Entre ici-bas et au-delà

Le monde à ma fenêtre, tel est le titre de la belle exposition de l’œuvre de Josef Sudek, organisée par le Musée du jeu de Paume jusqu’au 25 septembre.

Sudek, photographe praguois est un artiste majeur de la scène artistique tchèque du milieu du 20è siècle.

Josef Sudek, La dernière rose, 1956, Musée des Beaux-Arts du Canada, Ottawa

Josef Sudek, La dernière rose, 1956, Musée des Beaux-Arts du Canada, Ottawa

Ses photographies proposent un regard délicat et sensible sur les objets et la nature environnante. Le grain photographique, très travaillé dans certaines natures mortes, nous rend par exemple les objets de La dernière rose extrêmement proches. Les détails revêtent ici une importante capitale, endossant une réelle présence tactile : les punaises en bas de l’image, l’empilement de livres à peine visible sur la droite de la photographie, le flacon de parfum dans la pénombre. Ces objets mettent en valeur le sujet central, un bouquet de roses dans un vase posé à l’aplomb d’une fenêtre envahie de buée. La fenêtre, presque entièrement « aveugle » du fait du jeu de la pluie sur sa surface, marque à la fois un obstacle à notre regard et une transition vers un extérieur incertain. L’au-delà de la vitre se propose comme un au-delà de l’œuvre, qui en appelle à l’imaginaire du spectateur pour apparaître.

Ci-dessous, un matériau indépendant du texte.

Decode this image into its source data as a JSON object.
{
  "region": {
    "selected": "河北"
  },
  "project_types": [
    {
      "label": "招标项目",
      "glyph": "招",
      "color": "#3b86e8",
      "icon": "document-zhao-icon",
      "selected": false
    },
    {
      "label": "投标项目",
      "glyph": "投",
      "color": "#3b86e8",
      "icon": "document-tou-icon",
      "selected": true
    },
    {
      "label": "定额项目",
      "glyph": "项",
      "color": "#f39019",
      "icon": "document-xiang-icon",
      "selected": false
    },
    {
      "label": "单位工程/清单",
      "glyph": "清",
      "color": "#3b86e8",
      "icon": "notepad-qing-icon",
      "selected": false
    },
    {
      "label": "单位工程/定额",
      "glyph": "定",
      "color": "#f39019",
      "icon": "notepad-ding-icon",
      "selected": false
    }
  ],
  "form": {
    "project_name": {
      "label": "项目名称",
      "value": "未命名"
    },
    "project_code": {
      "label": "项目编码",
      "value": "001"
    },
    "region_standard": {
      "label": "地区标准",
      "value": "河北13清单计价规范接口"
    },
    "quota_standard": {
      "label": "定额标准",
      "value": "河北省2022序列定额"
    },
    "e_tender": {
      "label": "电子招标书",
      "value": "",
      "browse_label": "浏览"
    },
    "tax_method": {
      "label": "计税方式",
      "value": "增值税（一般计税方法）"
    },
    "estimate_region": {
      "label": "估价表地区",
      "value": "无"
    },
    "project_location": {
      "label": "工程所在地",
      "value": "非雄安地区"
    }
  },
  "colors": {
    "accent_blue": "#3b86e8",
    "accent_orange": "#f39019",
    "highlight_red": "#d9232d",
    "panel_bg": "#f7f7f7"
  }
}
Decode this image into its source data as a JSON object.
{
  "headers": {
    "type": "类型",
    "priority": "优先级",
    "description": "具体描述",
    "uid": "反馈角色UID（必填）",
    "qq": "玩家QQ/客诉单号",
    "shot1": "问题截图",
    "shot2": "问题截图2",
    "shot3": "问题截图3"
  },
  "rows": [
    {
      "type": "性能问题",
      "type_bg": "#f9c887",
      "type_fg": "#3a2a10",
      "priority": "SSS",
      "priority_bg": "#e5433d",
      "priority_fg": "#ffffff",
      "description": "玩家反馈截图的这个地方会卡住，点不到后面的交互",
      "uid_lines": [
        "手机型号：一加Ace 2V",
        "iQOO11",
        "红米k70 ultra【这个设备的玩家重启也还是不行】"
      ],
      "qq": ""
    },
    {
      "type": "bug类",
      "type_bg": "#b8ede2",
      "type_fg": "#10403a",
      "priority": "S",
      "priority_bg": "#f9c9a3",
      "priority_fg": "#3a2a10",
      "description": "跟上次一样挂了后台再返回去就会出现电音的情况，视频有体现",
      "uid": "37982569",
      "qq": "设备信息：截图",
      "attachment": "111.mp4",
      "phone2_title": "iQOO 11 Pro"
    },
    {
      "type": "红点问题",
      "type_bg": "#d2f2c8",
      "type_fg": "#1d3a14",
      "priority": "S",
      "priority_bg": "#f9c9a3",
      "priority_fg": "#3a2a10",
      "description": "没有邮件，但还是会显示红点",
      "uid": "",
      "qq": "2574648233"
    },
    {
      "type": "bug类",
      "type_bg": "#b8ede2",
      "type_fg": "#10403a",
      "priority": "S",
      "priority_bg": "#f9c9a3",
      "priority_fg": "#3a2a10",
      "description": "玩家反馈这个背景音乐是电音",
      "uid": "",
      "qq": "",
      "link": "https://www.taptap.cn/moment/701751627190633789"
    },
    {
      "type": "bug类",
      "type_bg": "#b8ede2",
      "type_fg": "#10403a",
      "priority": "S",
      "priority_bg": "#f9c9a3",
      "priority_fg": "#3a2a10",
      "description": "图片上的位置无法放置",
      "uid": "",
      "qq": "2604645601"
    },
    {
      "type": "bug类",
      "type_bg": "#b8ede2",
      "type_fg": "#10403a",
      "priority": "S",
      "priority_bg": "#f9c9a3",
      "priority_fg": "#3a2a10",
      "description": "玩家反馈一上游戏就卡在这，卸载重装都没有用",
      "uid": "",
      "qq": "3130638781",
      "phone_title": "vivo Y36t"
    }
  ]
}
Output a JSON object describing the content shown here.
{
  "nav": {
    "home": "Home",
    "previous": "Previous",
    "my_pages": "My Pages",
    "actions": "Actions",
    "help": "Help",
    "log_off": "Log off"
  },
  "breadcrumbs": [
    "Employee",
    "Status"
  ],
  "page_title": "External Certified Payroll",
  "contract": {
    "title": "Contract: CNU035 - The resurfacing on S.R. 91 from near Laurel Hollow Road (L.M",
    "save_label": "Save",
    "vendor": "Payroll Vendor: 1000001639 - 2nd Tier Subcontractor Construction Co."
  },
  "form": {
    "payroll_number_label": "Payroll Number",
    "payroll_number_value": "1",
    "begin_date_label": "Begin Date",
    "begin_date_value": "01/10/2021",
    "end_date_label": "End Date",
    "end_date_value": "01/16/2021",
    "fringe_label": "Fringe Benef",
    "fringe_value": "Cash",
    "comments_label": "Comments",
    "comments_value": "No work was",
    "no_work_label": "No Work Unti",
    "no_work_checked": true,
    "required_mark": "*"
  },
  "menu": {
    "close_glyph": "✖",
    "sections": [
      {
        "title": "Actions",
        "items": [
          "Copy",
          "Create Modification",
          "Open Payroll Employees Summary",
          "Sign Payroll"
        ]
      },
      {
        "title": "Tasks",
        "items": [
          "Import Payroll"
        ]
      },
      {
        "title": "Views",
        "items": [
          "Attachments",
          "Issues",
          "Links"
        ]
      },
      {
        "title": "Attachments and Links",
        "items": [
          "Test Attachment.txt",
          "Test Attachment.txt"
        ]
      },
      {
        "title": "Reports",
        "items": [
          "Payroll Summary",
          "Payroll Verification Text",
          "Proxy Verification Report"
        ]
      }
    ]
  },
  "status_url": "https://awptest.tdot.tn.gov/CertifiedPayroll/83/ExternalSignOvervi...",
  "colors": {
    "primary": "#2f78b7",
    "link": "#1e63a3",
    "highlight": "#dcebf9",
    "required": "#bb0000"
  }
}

Josef Sudek, La fenêtre de mon atelier, vers 1940-1948, Musée des beaux-Arts du Canada, Ottawa

Josef Sudek, La fenêtre de mon atelier, vers 1940-1948, Musée des beaux-Arts du Canada, Ottawa

La problématique de l’apparition/disparition, via le contraste intérieur/extérieur, est un thème cher à l’artiste. Sudek la développe à travers une série de photographies prises de son atelier entre 1940 et 1948. Deux univers se côtoient, se chevauchent, se heurtent même. Parcellaire, la vision que nous donne l’artiste du monde en pointe les incertitudes, mais aussi la poésie, la mélancolie.

Josef Sudek, Quatre saisons, l'été, de la série la fenêtre de mon atelier, vers 1940-1948, Musée des Beaux-Arts du Canada, Ottawa

Josef Sudek, Quatre saisons, l’été, de la série la fenêtre de mon atelier, vers 1940-1948, Musée des Beaux-Arts du Canada, Ottawa

Les vues que nous propose Sudek, encloses par le cadre de la fenêtre, n’en sont pas moins infinies, en évoquant non seulement un lieu mais une temporalité. C’est ce temps capturé dans la photographie qui nous charme encore aujourd’hui. Immobiles, calmes, les sujets de Sudek offrent une éternité apaisante.

Josef Sudek, La fenêtre de mon atelier, vers 1940-1948, Musée des beaux-Arts du Canada, Ottawa

Josef Sudek, La fenêtre de mon atelier, vers 1940-1948, Musée des beaux-Arts du Canada, Ottawa

Parfois, l’usage du noir et blanc devient presque pictural. Ainsi, les coulées de pluie évoquent des traînées de peinture abstraites, et la surface de la vitre devient toile.

Josef Sudek, Rue de Prague, 1920-1925, Musée des Beaux-Arts du Canada, Ottawa

Josef Sudek, Rue de Prague, 1920-1925, Musée des Beaux-Arts du Canada, Ottawa

Sudek représente également les rues de Prague, de préférence dans la pénombre du soir couchant ou dans l’obscurité nocturne, sculptée par le halo des réverbères.

Josef Sudek, Prague pendant la nuit, vers 1950-1959, Musée des Beaux-Arts du Canada, Ottawa

Josef Sudek, Prague pendant la nuit, vers 1950-1959, Musée des Beaux-Arts du Canada, Ottawa

Josef Sudek, Souvenirs par poste aérienne pour le Docteur Brumlik, 1971, Musée des Beaux-Arts du Canada, Ottawa

Josef Sudek, Souvenirs par poste aérienne pour le Docteur Brumlik, 1971, Musée des Beaux-Arts du Canada, Ottawa

La délicatesse des choses, qu’elles soient plumes, coquillages, verres ou statues, est au cœur de l’œuvre de Sudek. L’œuvre Statue en témoigne : même brisée et replâtrée, la sculpture dégage une aura de douceur.

Josef Sudek, Statue, vers 1948-1964, Musée des Beaux-Arts du Canada, Ottawa

Josef Sudek, Statue, vers 1948-1964, Musée des Beaux-Arts du Canada, Ottawa

Le monde intimiste de Sudek est enfin celui de la solitude. Autrui est absent. C’est ainsi que notre regard bute contre la fenêtre, et y projette ses larmes.